Journal of the American Chemical Society, Vol.121, No.27, 6437-6443, 1999
The effect of alkane structure on rates of photoinduced C-H bond activation by Cp*Rh(CO)(2) in liquid rare gas media: An infrared flash kinetics study
C-H bond activation via photoinduced reaction of Cp*Rh(CO)(2) (1) with alkanes (RH) in liquid Kr and liquid Xe solution has been studied by time-resolved infrared spectroscopy. Irradiation leads to the formation of a transient species absorbing at 1947 cm(-1) in liquid Kr. Reaction rates for the conversion of this species to the final C-H activation product Cp*(CO)Rh(R)(H) (4) have been measured in the -80 to -110 degrees C temperature range for a series of linear and cyclic alkanes.
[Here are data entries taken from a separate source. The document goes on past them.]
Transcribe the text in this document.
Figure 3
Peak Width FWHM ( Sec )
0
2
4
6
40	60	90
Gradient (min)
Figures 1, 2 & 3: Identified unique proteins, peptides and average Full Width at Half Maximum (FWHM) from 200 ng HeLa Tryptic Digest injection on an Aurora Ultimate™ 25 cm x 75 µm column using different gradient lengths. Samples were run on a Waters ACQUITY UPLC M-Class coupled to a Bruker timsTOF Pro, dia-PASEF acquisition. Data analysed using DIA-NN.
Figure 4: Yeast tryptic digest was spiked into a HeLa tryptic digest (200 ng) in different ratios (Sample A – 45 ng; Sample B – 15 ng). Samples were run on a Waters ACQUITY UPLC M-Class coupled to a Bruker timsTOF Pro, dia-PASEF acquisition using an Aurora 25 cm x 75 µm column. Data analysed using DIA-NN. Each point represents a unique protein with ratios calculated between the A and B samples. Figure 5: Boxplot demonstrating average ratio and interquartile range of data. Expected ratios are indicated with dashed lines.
No reaction was observed with methane; for all other hydrocarbons, the dependence of the reaction rate on the alkane concentration follows saturation kinetics. Analysis of the kinetic data was carried out using the assumption, established in earlier work, that the observed transient is a mixture of two solvates, a krypton complex Cp*Rh(CO). Kr (2) and an alkane complex Cp*Rh(CO). RH (3), both having essentially the same CO stretching frequency in the IR. For each alkane, the rate law supports a deconvolution of the overall reaction into an alkane binding step and an oxidative addition step. For the binding step, the parameter K-eq and its associated free energy characterize a preequilibrium between 2 and 3. Within each series (linear and cyclic), as alkane size increases, the measured free energy of binding of the alkane to the coordinatively unsaturated Rh center in the Cp*Rh(CO) fragment becomes increasingly thermodynamically favorable, ranging from -0.9 (ethane) to -2.3 kcal/mol (octane) and from -2.4 (cyclopentane) to -3.5 kcal/mol (cyclooctane) at -90 degrees C relative to Kr. The second step, oxidative addition of the C-H bond across the Rh center to convert 3 to 4, proceeds with an absolute rate characterized by the parameter k(2). This rate exhibits very little variance in the series of linear alkanes. Propane, hexane, and octane each react with a rate constant of roughly (6-7) x 10(5) s(-1) at -90 degrees C, while ethane reacts about a factor of 3 more rapidly. More variance is observed in the cyclic series. Oxidative addition of cyclopentane proceeds with a rate constant of 6.8 x 10(5) s(-1) at -90 degrees C, while the oxidative addition rates of cycloheptane and cyclooctane are slower by an order of magnitude. Possible explanations are discussed for this unexpected alkane structure dependence in both steps of the reaction.